4. Bad News, Challenges, or Points of Concern
- Sales Cycle Elongation: The decision-making process for enterprise customers has lengthened due to macroeconomic uncertainties and the evolving landscape of AI, impacting new contract signings.
- Market Conditions: Continued softness in consumer spending in Brazil and Argentina has affected same-store sales growth, which was reported at 6.8% FX-neutral.
- Competitive Pressures: The evolving AI landscape presents both opportunities and risks, as companies adapt to new technologies and customer expectations.
5. Notable Q&A Insights
- Sales Cycle Feedback: Management noted that while win rates remain stable, the sales cycle elongation is a market-wide issue, not unique to VTEX.

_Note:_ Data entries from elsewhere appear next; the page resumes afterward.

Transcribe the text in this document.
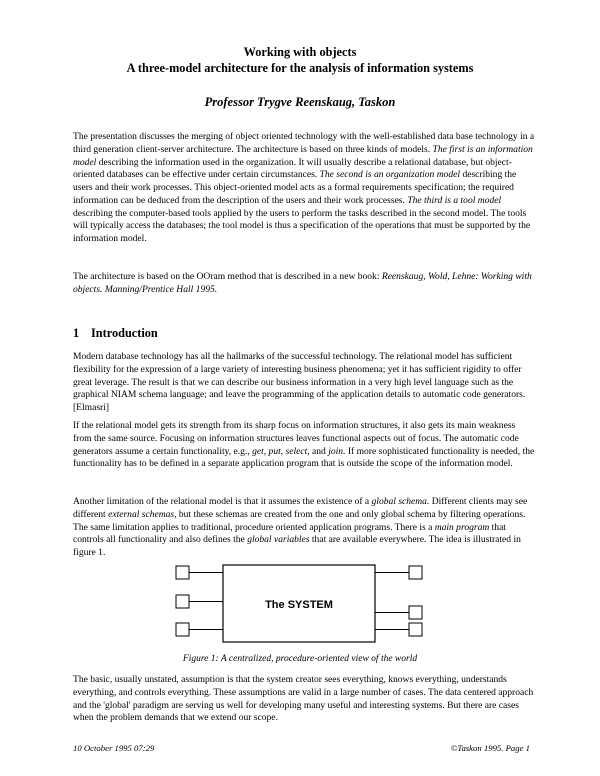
Working with objects
A three-model architecture for the analysis of information systems
Professor Trygve Reenskaug, Taskon
The presentation discusses the merging of object oriented technology with the well-established data base technology in a third generation client-server architecture. The architecture is based on three kinds of models. The first is an information model describing the information used in the organization. It will usually describe a relational database, but object-oriented databases can be effective under certain circumstances. The second is an organization model describing the users and their work processes. This object-oriented model acts as a formal requirements specification; the required information can be deduced from the description of the users and their work processes. The third is a tool model describing the computer-based tools applied by the users to perform the tasks described in the second model. The tools will typically access the databases; the tool model is thus a specification of the operations that must be supported by the information model.
The architecture is based on the OOram method that is described in a new book: Reenskaug, Wold, Lehne: Working with objects. Manning/Prentice Hall 1995.
1 Introduction
Modern database technology has all the hallmarks of the successful technology. The relational model has sufficient flexibility for the expression of a large variety of interesting business phenomena; yet it has sufficient rigidity to offer great leverage. The result is that we can describe our business information in a very high level language such as the graphical NIAM schema language; and leave the programming of the application details to automatic code generators. [Elmasri]
If the relational model gets its strength from its sharp focus on information structures, it also gets its main weakness from the same source. Focusing on information structures leaves functional aspects out of focus. The automatic code generators assume a certain functionality, e.g., get, put, select, and join. If more sophisticated functionality is needed, the functionality has to be defined in a separate application program that is outside the scope of the information model.
Another limitation of the relational model is that it assumes the existence of a global schema. Different clients may see different external schemas, but these schemas are created from the one and only global schema by filtering operations. The same limitation applies to traditional, procedure oriented application programs. There is a main program that controls all functionality and also defines the global variables that are available everywhere. The idea is illustrated in figure 1.
The SYSTEM
Figure 1: A centralized, procedure-oriented view of the world
The basic, usually unstated, assumption is that the system creator sees everything, knows everything, understands everything, and controls everything. These assumptions are valid in a large number of cases. The data centered approach and the 'global' paradigm are serving us well for developing many useful and interesting systems. But there are cases when the problem demands that we extend our scope.
10 October 1995 07:29	©Taskon 1995. Page 1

- AI's Role: AI is seen as a transformative force, with the potential to enhance software offerings and operational efficiencies. Management emphasized the importance of being a reliable partner in AI-driven commerce.
- Capital Allocation: The company announced a $50 million share repurchase program, reflecting confidence in its cash generation and commitment to long-term value creation.
- B2B Pipeline: The B2B segment is gaining traction, with a focus on modernizing enterprise systems and expanding the addressable market.
Overall, VTEX is navigating a challenging macro environment while investing in strategic growth areas, maintaining profitability, and adapting to the evolving landscape of commerce and technology.